Alexandrov drew some incredible comparisons. He was dubbed "Bobrov 2" in Russia, after the first great Soviet star, Vsevolod Bobrov. The great Russian coach Anatoli Tarasov had another comparison though - Montreal Canadiens star Maurice "Rocket" Richard.
Tarasov once had a conversation with the Rocket, where Richard said his secret to success was to not worry about the two or three burly defensemen that are about to crush him as he shoots on goal. He concentrates only on finding the open spot in the net, and takes whatever punishment the other team can dish out. After all, as long as Richard scored, he would be handing out the ultimate punishment. Tarasov instantly thought of his own Alexandrov when Richard had said this.

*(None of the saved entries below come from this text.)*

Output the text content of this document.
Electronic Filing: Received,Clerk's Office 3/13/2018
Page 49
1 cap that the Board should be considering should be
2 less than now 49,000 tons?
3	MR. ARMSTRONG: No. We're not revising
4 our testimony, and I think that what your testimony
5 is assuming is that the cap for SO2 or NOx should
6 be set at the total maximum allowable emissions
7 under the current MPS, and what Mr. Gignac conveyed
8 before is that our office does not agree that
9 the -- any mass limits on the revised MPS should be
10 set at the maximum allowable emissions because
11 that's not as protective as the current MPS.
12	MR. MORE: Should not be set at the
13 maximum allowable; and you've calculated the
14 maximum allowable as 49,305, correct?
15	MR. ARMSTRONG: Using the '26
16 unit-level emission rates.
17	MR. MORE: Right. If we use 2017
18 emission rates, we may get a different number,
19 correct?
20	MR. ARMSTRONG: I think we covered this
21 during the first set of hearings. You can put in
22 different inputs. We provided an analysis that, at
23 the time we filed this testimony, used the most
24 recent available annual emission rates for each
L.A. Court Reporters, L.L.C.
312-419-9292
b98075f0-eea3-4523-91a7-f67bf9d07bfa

"I think that our Alexandrov, by his style of game, by his ability to keep a level head even in the most explosive situations, looks something like Maurice Richard, the great master of attack," said Tarasov in his book Road to Olympus.
Alexandrov was the left wing on his troika. He was destined for hockey stardom as he was groomed from an early age. He was brought up and trained as a youngster through the Central Army hockey school. When he was in his prime he was an electrifying star that had crowds cheering for him not only in Russia, but in Czechoslovakia, Sweden and Finland. Even in Canada and the US, he was the closest thing to a household Soviet name in the 1960s.
Alexandrov's first appearance with the Soviet national team came at Bobrov's absence. With Bobrov injured in 1955, it was 18 year old Alexandrov who assumed the top left wing sot on the line with Viktor Shuvalov and Yevgeny Babich. He was said to have slid into the line with great maturity, and, according to the book Kings Of The Ice, had "an elegant style that closely resembled that of the player he had replaced."
Upon Bobrov's return Alexandrov struggled to find regular linemates, but eventually settled in with Konstantin Loktev on right wing and later Alexander Almetov at center. The trio would dominate international hockey in the 1960s.
In 1966 both Loktev and Almetov retired, leaving Alexandrov to struggle with new line combinations for three seasons. "The Lone Ranger" as he was nicknamed was said to have become increasingly more disillusioned with hockey as he continued on his own. He seemed impatient with the following generation of players, such as Boris Mikhailov and Vladimir Petrov, who he teamed with late in his career. Unfortunately, the great hockey master Alexandrov was lost without the genuine partnership and trust he had shared with Loktev and Almetov.
Alexandrov won six world championship titles. In 11 world championships, where he also won 3 silver and 2 bronze, he totalled 104 points. He also captured Olympic gold in 1964 and 1968, as well as a bronze in 1960.
Venjamin Alexandrov died on Nov 12, 1991.